Social media impacts self-image

DGS+students+showing+how+prominent+social+media+is+among+the+school.

DGS students showing how prominent social media is among the school.

Teyani Sharkey, Social media director

Expectations to be perfect, unrealistic depiction of life and eurocentric beauty standards that impair adolescents’ view of themselves is only increased and intensified with access to social media. This platform has led to a detrimental, never-ending spiral of unhealthy comparison and unhappiness within the younger generations.

In comparing your life to others on social platforms, people only see the happy, carefree moments. It’s satisfying, yet so sickening to be able to pick and choose parts of your life to display on the internet. You have the power to create this terrifyingly beautiful masterpiece.

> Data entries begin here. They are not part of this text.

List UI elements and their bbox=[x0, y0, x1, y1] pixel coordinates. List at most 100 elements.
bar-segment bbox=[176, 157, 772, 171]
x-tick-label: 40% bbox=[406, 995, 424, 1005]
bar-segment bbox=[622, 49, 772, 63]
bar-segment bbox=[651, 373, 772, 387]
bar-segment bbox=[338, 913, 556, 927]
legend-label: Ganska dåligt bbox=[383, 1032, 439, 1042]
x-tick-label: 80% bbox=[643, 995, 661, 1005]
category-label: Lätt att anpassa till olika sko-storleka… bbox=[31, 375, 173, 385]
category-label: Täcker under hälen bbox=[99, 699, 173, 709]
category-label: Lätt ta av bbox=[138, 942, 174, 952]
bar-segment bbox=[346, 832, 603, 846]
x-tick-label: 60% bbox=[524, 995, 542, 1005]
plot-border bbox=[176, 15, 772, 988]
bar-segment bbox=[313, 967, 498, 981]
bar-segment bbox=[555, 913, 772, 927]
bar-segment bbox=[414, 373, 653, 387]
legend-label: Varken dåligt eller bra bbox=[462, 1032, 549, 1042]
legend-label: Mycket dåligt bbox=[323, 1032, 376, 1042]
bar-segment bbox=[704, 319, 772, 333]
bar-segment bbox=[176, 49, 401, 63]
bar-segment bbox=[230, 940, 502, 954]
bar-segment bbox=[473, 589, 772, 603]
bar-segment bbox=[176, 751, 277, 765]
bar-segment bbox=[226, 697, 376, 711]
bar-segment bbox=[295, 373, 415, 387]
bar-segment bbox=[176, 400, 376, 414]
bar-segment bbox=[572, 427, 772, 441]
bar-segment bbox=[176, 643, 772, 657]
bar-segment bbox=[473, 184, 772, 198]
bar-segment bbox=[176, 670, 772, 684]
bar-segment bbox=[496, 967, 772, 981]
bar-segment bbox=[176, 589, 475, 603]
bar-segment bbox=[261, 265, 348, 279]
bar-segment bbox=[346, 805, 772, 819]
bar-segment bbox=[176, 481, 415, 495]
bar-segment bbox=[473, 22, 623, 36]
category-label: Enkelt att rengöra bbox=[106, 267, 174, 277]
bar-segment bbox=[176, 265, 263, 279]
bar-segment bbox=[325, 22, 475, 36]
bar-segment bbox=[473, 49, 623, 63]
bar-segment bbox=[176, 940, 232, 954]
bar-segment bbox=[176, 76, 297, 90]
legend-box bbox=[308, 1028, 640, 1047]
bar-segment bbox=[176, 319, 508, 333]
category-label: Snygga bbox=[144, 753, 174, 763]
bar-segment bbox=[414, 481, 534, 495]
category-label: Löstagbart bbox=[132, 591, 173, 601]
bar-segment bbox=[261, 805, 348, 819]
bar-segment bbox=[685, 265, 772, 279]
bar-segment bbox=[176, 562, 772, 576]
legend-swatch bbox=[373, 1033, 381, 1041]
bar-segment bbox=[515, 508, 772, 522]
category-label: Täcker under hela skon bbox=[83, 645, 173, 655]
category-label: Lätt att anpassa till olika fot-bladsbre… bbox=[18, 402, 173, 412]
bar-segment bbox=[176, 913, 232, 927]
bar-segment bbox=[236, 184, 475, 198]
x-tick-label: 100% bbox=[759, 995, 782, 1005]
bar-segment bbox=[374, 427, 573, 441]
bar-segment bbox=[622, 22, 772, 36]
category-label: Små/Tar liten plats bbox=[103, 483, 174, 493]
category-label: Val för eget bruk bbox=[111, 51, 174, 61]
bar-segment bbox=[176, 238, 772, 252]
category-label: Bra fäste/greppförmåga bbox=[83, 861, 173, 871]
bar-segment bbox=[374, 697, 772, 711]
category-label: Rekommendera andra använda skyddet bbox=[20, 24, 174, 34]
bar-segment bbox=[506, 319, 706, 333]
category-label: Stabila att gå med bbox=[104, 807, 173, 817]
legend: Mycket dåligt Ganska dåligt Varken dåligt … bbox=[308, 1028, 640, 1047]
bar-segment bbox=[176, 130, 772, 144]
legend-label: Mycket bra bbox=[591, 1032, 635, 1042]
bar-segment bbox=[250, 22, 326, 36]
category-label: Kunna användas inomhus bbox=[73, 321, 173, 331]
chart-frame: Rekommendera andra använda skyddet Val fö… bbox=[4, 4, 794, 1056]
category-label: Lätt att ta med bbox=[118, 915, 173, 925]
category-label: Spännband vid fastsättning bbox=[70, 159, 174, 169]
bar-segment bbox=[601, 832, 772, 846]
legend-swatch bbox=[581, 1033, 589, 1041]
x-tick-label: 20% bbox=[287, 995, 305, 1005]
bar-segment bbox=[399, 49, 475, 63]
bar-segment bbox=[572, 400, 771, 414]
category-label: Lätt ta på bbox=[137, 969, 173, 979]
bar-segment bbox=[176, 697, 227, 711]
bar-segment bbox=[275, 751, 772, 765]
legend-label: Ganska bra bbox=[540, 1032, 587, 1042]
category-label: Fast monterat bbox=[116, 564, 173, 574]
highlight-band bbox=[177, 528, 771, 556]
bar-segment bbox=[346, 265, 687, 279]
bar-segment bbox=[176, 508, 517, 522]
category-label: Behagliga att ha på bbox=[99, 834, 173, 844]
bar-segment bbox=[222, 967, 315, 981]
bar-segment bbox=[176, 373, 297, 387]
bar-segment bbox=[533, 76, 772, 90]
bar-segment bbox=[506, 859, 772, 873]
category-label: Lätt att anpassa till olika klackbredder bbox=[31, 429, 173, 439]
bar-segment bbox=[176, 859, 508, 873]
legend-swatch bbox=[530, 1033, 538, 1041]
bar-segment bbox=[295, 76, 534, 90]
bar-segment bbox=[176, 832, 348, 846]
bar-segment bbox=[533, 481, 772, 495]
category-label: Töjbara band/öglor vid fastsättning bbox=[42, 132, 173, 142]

You’re able to create this perfect life for yourself. To have all the things you wanted, to look the way you want, to have people view you the way you wish. It’s all so captivating.

However, it has a major impact on people’s perceptions of themselves, because everyone is only given half of the story, only seeing everyone else as happy and carefree. They will never see everything hidden behind the curtain. So, they begin to question their own lives.

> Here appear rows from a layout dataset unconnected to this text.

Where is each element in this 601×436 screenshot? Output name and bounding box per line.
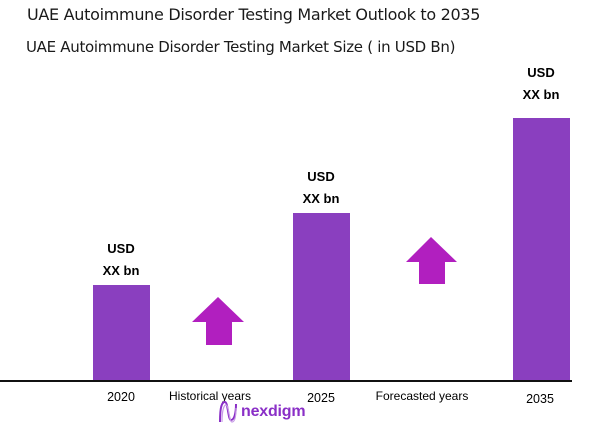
logo-text: nexdigm	[241, 403, 306, 420]
up-arrow-icon	[406, 237, 457, 284]
x-tick-2035: 2035	[526, 392, 554, 406]
bar-2035	[513, 118, 570, 381]
bar-label-currency: USD	[107, 241, 135, 256]
bar-label-value: XX bn	[522, 87, 560, 102]
x-tick-2020: 2020	[107, 390, 135, 404]
x-tick-2025: 2025	[307, 391, 335, 405]
nexdigm-wave-icon	[219, 400, 237, 423]
bar-label-value: XX bn	[302, 191, 340, 206]
bar-label-currency: USD	[307, 169, 335, 184]
chart-subtitle: UAE Autoimmune Disorder Testing Market S…	[26, 38, 456, 56]
bar-value-label-2025: USD XX bn	[281, 166, 361, 210]
historical-years-label: Historical years	[168, 389, 252, 403]
x-axis-line	[0, 380, 572, 382]
bar-value-label-2020: USD XX bn	[81, 238, 161, 282]
bar-label-value: XX bn	[102, 263, 140, 278]
chart-title: UAE Autoimmune Disorder Testing Market O…	[27, 5, 481, 24]
bar-2020	[93, 285, 150, 381]
bar-value-label-2035: USD XX bn	[501, 62, 581, 106]
forecasted-years-label: Forecasted years	[375, 389, 469, 403]
up-arrow-icon	[192, 297, 244, 345]
nexdigm-logo: nexdigm	[218, 400, 306, 424]
bar-2025	[293, 213, 350, 381]
bar-label-currency: USD	[527, 65, 555, 80]
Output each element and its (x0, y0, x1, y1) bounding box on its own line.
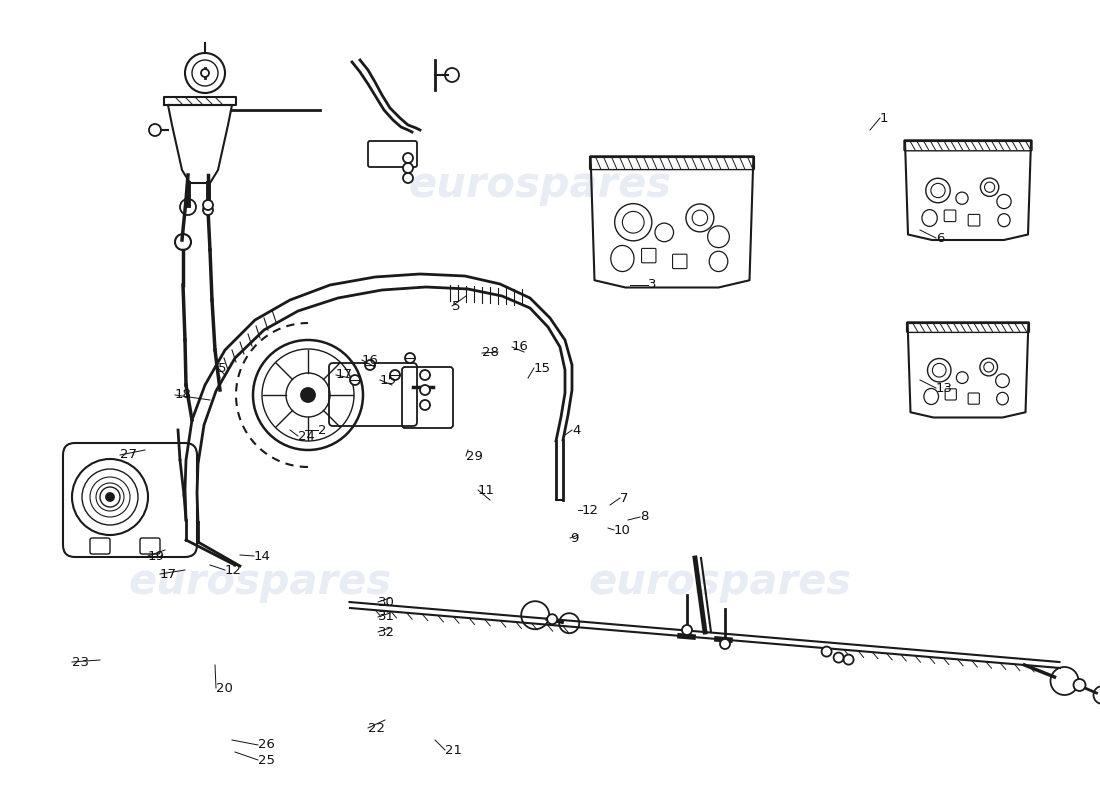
Text: 31: 31 (378, 610, 395, 623)
Text: 12: 12 (582, 503, 600, 517)
Text: 3: 3 (648, 278, 657, 291)
Text: 15: 15 (379, 374, 397, 386)
Text: 25: 25 (258, 754, 275, 766)
Text: 16: 16 (512, 341, 529, 354)
Circle shape (420, 370, 430, 380)
Text: 2: 2 (318, 423, 327, 437)
Circle shape (403, 153, 412, 163)
Text: 22: 22 (368, 722, 385, 734)
Circle shape (106, 493, 114, 501)
Text: 26: 26 (258, 738, 275, 751)
Circle shape (301, 388, 315, 402)
Text: 18: 18 (175, 389, 191, 402)
Text: 24: 24 (298, 430, 315, 442)
Text: 14: 14 (254, 550, 271, 562)
Text: 28: 28 (482, 346, 499, 359)
Text: 15: 15 (534, 362, 551, 374)
Text: 8: 8 (640, 510, 648, 523)
Circle shape (822, 646, 832, 657)
Circle shape (350, 375, 360, 385)
Circle shape (834, 653, 844, 662)
Text: 5: 5 (218, 362, 227, 374)
Text: 11: 11 (478, 483, 495, 497)
Circle shape (682, 625, 692, 635)
Text: 6: 6 (936, 231, 945, 245)
Circle shape (403, 173, 412, 183)
Text: 13: 13 (936, 382, 953, 394)
Circle shape (720, 639, 730, 649)
Text: 23: 23 (72, 655, 89, 669)
Circle shape (844, 654, 854, 665)
Text: 1: 1 (880, 111, 889, 125)
Text: 7: 7 (620, 491, 628, 505)
Text: 30: 30 (378, 595, 395, 609)
Circle shape (403, 163, 412, 173)
Text: 5: 5 (452, 299, 461, 313)
Text: eurospares: eurospares (408, 164, 672, 206)
Text: 16: 16 (362, 354, 378, 366)
Circle shape (420, 400, 430, 410)
Text: 21: 21 (446, 743, 462, 757)
Text: 10: 10 (614, 523, 631, 537)
Circle shape (1074, 679, 1086, 691)
Text: 17: 17 (336, 369, 353, 382)
Circle shape (547, 614, 558, 624)
Circle shape (204, 205, 213, 215)
Text: 32: 32 (378, 626, 395, 638)
Circle shape (405, 353, 415, 363)
Text: 12: 12 (226, 563, 242, 577)
Text: 9: 9 (570, 531, 579, 545)
Circle shape (420, 385, 430, 395)
Circle shape (204, 200, 213, 210)
Text: 19: 19 (148, 550, 165, 562)
Circle shape (390, 370, 400, 380)
Circle shape (201, 69, 209, 77)
Text: 20: 20 (216, 682, 233, 694)
Text: eurospares: eurospares (588, 561, 851, 603)
Text: 4: 4 (572, 423, 581, 437)
Circle shape (148, 124, 161, 136)
Text: 27: 27 (120, 449, 138, 462)
Text: eurospares: eurospares (129, 561, 392, 603)
Text: 29: 29 (466, 450, 483, 462)
Circle shape (365, 360, 375, 370)
Text: 17: 17 (160, 567, 177, 581)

Why aren’t they that happy? Why don’t they look like that? People begin to doubt themselves and in doing this they start to feed into the cycle, by picking apart their own lives and displaying an image of perfection.

The worst part is that everyone knows they’re lying, yet they still continue to hide behind these masks, trapping themselves and taking others with them. This brutal cycle is what social media has given a platform to, but people are the ones who have created the cages for themselves.

In the end, all it does is leave everyone in pain. No one wins. Everyone living a lie, scared to show their true self, scared to let others see their imperfections, scared to be vulnerable, to be human, to be real.

We have trapped ourselves in the perpetual cycle of despair and discontent. In a world where social media is such a major part of our lives it’s hard to disassociate yourself from it without feeling isolated. But in an attempt to create a less judgemental and high standard society we need to be kinder to ourselves and willing to accept others accomplishments without putting down our own.

Social media is only what we make it, it can be such an empowering and expressive outlet if we give it the chance to be. Start by being more gentle with yourself, and keep in perspective that everyone is living their own lives, with their own problems and reality is never perfect. As social media’s presence begins to evolve and expand, it is crucial that people can celebrate others successes and still be proud of their own.

Putting our lives on show is never easy, but as a community if we’re willing to be accepting and supportive of one another, we can change the online world.